Originaria della Calabria, viveva a pochi passi dalla scuola dove insegnava. Chi l’ha conosciuta la descrive come una persona solare, disponibile e profondamente legata al suo lavoro.
Per i suoi alunni era un punto di riferimento quotidiano, una presenza costante fatta di attenzione, ascolto e dedizione. Colleghi e famiglie la ricordano come un’insegnante capace di lasciare un segno autentico nella crescita dei bambini.
Il messaggio della sorella
La notizia della sua scomparsa ha scosso profondamente la comunità. Sui social sono comparsi numerosi messaggi di affetto e ricordo.
Tra i più toccanti, quello della sorella: “Ci sono persone che lasciano un segno silenzioso ma profondo nel cuore di chi le ha incontrate. Una persona luminosa, generosa e sempre pronta ad aiutare gli altri”.
Parole che raccontano una vita vissuta all’insegna dell’altruismo e della gentilezza.
L’ultimo gesto d’amore
Nel messaggio emerge anche un dettaglio che ha colpito profondamente chi ha letto: la donazione degli organi. Un gesto di grande generosità che permetterà ad altre persone di continuare a vivere.

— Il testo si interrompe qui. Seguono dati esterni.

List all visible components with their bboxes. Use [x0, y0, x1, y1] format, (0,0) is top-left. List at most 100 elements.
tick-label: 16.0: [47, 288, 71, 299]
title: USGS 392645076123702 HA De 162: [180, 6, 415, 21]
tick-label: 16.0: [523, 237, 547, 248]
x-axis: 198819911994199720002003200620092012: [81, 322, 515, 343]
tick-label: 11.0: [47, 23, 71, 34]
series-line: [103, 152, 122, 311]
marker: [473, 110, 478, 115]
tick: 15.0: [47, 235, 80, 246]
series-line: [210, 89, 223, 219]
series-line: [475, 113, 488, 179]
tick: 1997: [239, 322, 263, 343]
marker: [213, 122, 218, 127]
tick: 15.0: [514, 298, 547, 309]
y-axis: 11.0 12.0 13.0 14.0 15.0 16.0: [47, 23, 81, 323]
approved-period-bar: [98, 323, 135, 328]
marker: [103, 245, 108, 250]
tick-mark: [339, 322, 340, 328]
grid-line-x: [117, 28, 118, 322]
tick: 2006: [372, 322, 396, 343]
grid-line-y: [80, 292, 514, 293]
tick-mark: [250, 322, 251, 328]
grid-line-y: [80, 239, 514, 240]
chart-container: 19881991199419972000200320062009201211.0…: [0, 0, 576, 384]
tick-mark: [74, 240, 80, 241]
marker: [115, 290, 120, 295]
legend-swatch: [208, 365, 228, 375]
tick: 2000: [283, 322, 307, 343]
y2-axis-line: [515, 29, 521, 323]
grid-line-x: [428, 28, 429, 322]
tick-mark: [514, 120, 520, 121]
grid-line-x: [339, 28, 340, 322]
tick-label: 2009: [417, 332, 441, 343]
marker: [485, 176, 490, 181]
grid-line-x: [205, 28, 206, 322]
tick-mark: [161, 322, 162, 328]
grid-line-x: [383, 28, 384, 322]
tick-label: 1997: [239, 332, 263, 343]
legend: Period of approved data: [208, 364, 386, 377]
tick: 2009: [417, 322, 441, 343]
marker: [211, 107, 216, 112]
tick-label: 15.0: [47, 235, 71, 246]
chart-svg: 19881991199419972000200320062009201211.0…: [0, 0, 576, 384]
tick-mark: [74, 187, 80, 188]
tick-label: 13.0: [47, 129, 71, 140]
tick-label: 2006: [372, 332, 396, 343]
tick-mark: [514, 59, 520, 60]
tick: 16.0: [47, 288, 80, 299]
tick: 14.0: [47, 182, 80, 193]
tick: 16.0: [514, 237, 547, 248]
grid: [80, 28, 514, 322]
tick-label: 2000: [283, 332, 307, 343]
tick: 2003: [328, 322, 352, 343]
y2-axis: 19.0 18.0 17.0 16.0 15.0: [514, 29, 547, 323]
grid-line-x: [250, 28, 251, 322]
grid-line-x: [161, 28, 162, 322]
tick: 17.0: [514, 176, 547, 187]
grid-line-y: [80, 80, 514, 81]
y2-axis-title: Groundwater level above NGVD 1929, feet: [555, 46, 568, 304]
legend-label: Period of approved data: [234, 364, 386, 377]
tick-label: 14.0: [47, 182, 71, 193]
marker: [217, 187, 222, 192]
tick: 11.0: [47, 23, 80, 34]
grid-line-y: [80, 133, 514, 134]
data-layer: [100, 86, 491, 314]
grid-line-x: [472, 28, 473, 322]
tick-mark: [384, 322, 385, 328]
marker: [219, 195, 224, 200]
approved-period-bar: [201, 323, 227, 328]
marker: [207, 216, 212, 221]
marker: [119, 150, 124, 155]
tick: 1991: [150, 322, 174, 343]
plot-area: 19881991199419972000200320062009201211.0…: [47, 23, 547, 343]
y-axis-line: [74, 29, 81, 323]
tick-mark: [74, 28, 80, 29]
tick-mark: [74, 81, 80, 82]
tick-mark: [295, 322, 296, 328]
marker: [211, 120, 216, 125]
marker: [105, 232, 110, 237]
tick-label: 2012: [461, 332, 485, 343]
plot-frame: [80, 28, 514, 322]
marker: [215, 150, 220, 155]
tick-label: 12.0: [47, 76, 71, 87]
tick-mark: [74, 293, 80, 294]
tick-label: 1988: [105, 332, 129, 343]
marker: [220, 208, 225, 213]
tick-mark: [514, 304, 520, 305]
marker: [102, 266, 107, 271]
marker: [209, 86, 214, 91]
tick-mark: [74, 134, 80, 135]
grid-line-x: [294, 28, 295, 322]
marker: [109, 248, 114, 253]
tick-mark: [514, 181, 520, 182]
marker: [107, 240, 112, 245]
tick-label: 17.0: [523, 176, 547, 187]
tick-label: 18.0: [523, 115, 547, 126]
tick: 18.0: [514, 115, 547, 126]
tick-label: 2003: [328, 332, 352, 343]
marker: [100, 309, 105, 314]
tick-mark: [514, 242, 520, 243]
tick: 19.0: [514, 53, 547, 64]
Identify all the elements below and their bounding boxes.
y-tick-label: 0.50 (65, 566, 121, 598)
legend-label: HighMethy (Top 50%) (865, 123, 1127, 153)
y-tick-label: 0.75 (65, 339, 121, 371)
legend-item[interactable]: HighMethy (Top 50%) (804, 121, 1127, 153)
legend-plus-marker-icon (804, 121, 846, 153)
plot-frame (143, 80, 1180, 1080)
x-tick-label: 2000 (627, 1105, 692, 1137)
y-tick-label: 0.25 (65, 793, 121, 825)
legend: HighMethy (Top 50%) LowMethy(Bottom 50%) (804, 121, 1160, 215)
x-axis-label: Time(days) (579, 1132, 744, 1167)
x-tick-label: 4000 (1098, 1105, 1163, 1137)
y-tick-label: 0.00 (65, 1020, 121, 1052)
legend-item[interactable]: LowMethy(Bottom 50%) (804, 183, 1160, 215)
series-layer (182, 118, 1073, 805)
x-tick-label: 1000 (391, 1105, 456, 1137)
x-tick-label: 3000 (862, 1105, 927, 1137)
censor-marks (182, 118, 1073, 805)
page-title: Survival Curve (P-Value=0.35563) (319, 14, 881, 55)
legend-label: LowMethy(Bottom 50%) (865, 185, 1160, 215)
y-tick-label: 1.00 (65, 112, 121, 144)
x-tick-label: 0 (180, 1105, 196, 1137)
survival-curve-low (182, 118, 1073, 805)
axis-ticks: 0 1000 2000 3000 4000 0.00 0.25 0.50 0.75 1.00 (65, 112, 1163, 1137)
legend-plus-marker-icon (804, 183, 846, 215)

Una scelta che trasforma una tragedia in un atto di speranza, lasciando un’eredità concreta e potente.
Il ricordo della comunità
Molti i ricordi condivisi da chi l’ha conosciuta nella vita quotidiana. C’è chi racconta momenti semplici, fatti di pomeriggi insieme, giochi e vita familiare, sottolineando quanto fosse una presenza autentica e affettuosa.
Non mancano i messaggi di vicinanza al figlio, al quale in tanti hanno voluto esprimere sostegno in questo momento difficile.
Anche la scuola è in lutto: colleghi e genitori parlano di una perdita difficile da accettare, arrivata all’improvviso e senza lasciare il tempo di prepararsi.
Un vuoto difficile da colmare
La scomparsa di Ketty Surace lascia un segno profondo nella comunità di Como. Non solo per il suo ruolo di insegnante, ma per la persona che era: una donna capace di unire professionalità e umanità.
Il suo ricordo resta vivo nelle persone che l’hanno conosciuta e nelle vite che ha toccato, dentro e fuori dalle aule scolastiche.